Sebaliknya, Marsinah sangat terkejut dan gusar, ketika mengetahui ke-13 buruh
yang dianggap biang pemogokan sudah dipecat di Makodim. Ia tidak
menerima pemecatan itu, dan menegaskan akan mengadu ke pamanya yang jaksa di
Surabaya itu.
Setalah teman-temannya pamit pulang, Marsinah masuk ke dalam
rumah. Beberapa menit kemudian ia pamit kepada ibu pondokannya untuk ke rumah
seorang teman perempuannya. Ia mengenakan kaos putih, rok coklat dan bersandal
jepit. Tapi ia tidak bertemu temannya itu karena kerja giliran malam.
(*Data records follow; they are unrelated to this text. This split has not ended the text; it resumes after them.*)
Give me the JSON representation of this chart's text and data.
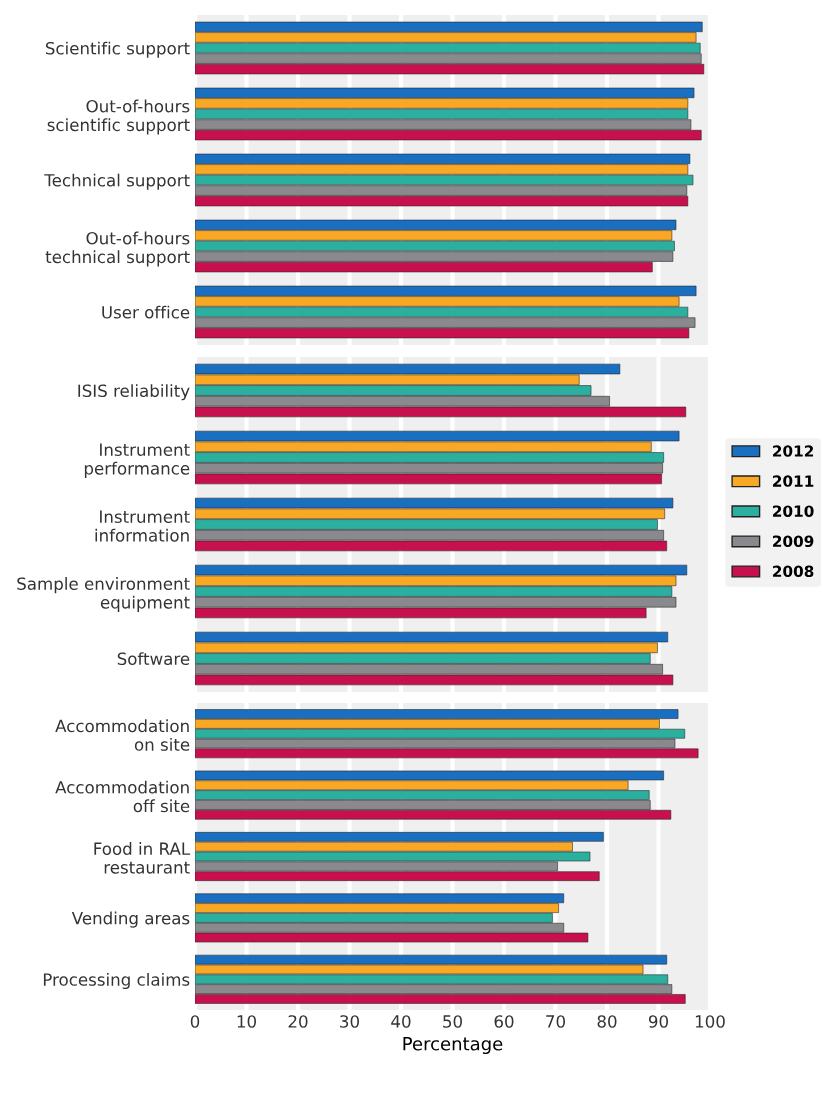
{
  "chart_data": [
    {
      "type": "bar",
      "orientation": "horizontal",
      "categories": [
        "Scientific support",
        "Out-of-hours\nscientific support",
        "Technical support",
        "Out-of-hours\ntechnical support",
        "User office"
      ],
      "xlim": [
        0,
        100
      ],
      "xticks": [
        0,
        10,
        20,
        30,
        40,
        50,
        60,
        70,
        80,
        90,
        100
      ],
      "grid": "x",
      "tick_labels": "y",
      "legend": "right",
      "series": [
        {
          "name": "2012",
          "color": "#1a6fc0",
          "values": [
            98.5,
            96.9,
            96.1,
            93.4,
            97.3
          ]
        },
        {
          "name": "2011",
          "color": "#f9a825",
          "values": [
            97.3,
            95.7,
            95.7,
            92.6,
            94.0
          ]
        },
        {
          "name": "2010",
          "color": "#2bb0a0",
          "values": [
            98.1,
            95.7,
            96.7,
            93.1,
            95.7
          ]
        },
        {
          "name": "2009",
          "color": "#8a8a8e",
          "values": [
            98.3,
            96.3,
            95.5,
            92.8,
            97.1
          ]
        },
        {
          "name": "2008",
          "color": "#c8104e",
          "values": [
            98.8,
            98.3,
            95.7,
            88.8,
            95.9
          ]
        }
      ]
    },
    {
      "type": "bar",
      "orientation": "horizontal",
      "categories": [
        "ISIS reliability",
        "Instrument\nperformance",
        "Instrument\ninformation",
        "Sample environment\nequipment",
        "Software"
      ],
      "xlim": [
        0,
        100
      ],
      "xticks": [
        0,
        10,
        20,
        30,
        40,
        50,
        60,
        70,
        80,
        90,
        100
      ],
      "grid": "x",
      "tick_labels": "y",
      "series": [
        {
          "name": "2012",
          "color": "#1a6fc0",
          "values": [
            82.5,
            94.0,
            92.8,
            95.5,
            91.8
          ]
        },
        {
          "name": "2011",
          "color": "#f9a825",
          "values": [
            74.6,
            88.6,
            91.2,
            93.4,
            89.8
          ]
        },
        {
          "name": "2010",
          "color": "#2bb0a0",
          "values": [
            76.9,
            91.0,
            89.8,
            92.6,
            88.4
          ]
        },
        {
          "name": "2009",
          "color": "#8a8a8e",
          "values": [
            80.5,
            90.8,
            91.0,
            93.4,
            90.8
          ]
        },
        {
          "name": "2008",
          "color": "#c8104e",
          "values": [
            95.3,
            90.6,
            91.6,
            87.6,
            92.8
          ]
        }
      ]
    },
    {
      "type": "bar",
      "orientation": "horizontal",
      "categories": [
        "Accommodation\non site",
        "Accommodation\noff site",
        "Food in RAL\nrestaurant",
        "Vending areas",
        "Processing claims"
      ],
      "xlim": [
        0,
        100
      ],
      "xticks": [
        0,
        10,
        20,
        30,
        40,
        50,
        60,
        70,
        80,
        90,
        100
      ],
      "grid": "x",
      "xlabel": "Percentage",
      "series": [
        {
          "name": "2012",
          "color": "#1a6fc0",
          "values": [
            93.8,
            91.0,
            79.3,
            71.6,
            91.6
          ]
        },
        {
          "name": "2011",
          "color": "#f9a825",
          "values": [
            90.2,
            84.1,
            73.3,
            70.6,
            87.0
          ]
        },
        {
          "name": "2010",
          "color": "#2bb0a0",
          "values": [
            95.1,
            88.2,
            76.7,
            69.4,
            91.8
          ]
        },
        {
          "name": "2009",
          "color": "#8a8a8e",
          "values": [
            93.2,
            88.4,
            70.4,
            71.6,
            92.6
          ]
        },
        {
          "name": "2008",
          "color": "#c8104e",
          "values": [
            97.7,
            92.4,
            78.5,
            76.3,
            95.2
          ]
        }
      ]
    }
  ]
}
Dalam perjalanan kembali ke pondokannya, ia berjumpa dengan
dua orang kawannya yang lain, lalu mengajak mereka ke rumah pondokan teman
lainnya untuk meminta Surat Persetujuan Bersama hasil perundingan 4 Mei 1993.
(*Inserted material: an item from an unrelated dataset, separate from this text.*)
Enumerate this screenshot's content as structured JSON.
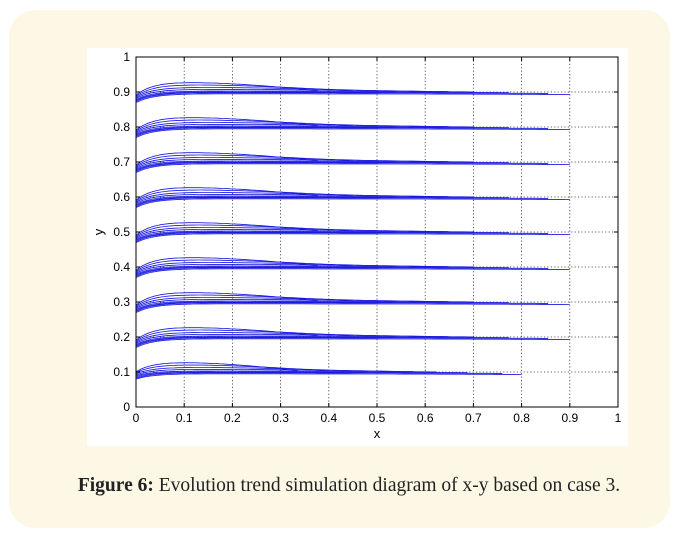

Baginya surat kesapakatan itu penting untuk memastikan janji pihak perusahaan
pada butir 10 kesepakatan tersebut, (kutipan aslinya): "Sehubungan
dengan unjuk rasa ini (pemogokan kerja), pengusaha dimohon untuk tidak
mencari-cari kesalahan karyawan"
Tetapi kesalahan buruh tetap dicari, dengan akibat pemecatan
mereka. Janji tidak dipatuhi. Ia merasa diperlakukan sewenang-wenang, tidak
adil. Kuasa otoriter tiba-tiba muncul dihadapannya, mengoyak akal sehatnya.
Membuatnya geram, merasa dikhianati. Meskipun belum jelas baginya, siapa yang
berkhianat? Pihak perusahaan atau Kodim?
Tak seorangpun dapat mengetahui apa yang ada dalam benak
Marsinah malam itu: Rabu 5 Mei 1993. Yang diketahui, sepulang dari rumah
temannya yang memberi Surat Persetujuan tersebut, ia mengajak dua kawan yang
menemaninya untuk membeli makanan. Tapi karena sudah larut malam, menjelang
setangah sepuluh, keduanya menolak. Mereka berpisah di bawah pohon mangga dekat
Tugu Kuning, desa Siring.
Tugu Kuning
gerbang ke pemondokan buruh, desa Siring, Sidoarjo | Agustus 1993. |
Sejak saat itulah ia ‘hilang’. Tak ada yang mengetahui kemana
Marsinah pergi. Mungkin ia pergi makan, atau bertemu seseorang, yang mungkin
‘menculiknya’. Atau mungkin ia kembali ke Makodim Sidoarjo? Yang bisa
dipastikan, ia tidak kembali ke pondokannya malam itu. Ia tidak pergi ke
pabrik. Ia juga tidak berkunjung ke rumah pamannya di Surabaya.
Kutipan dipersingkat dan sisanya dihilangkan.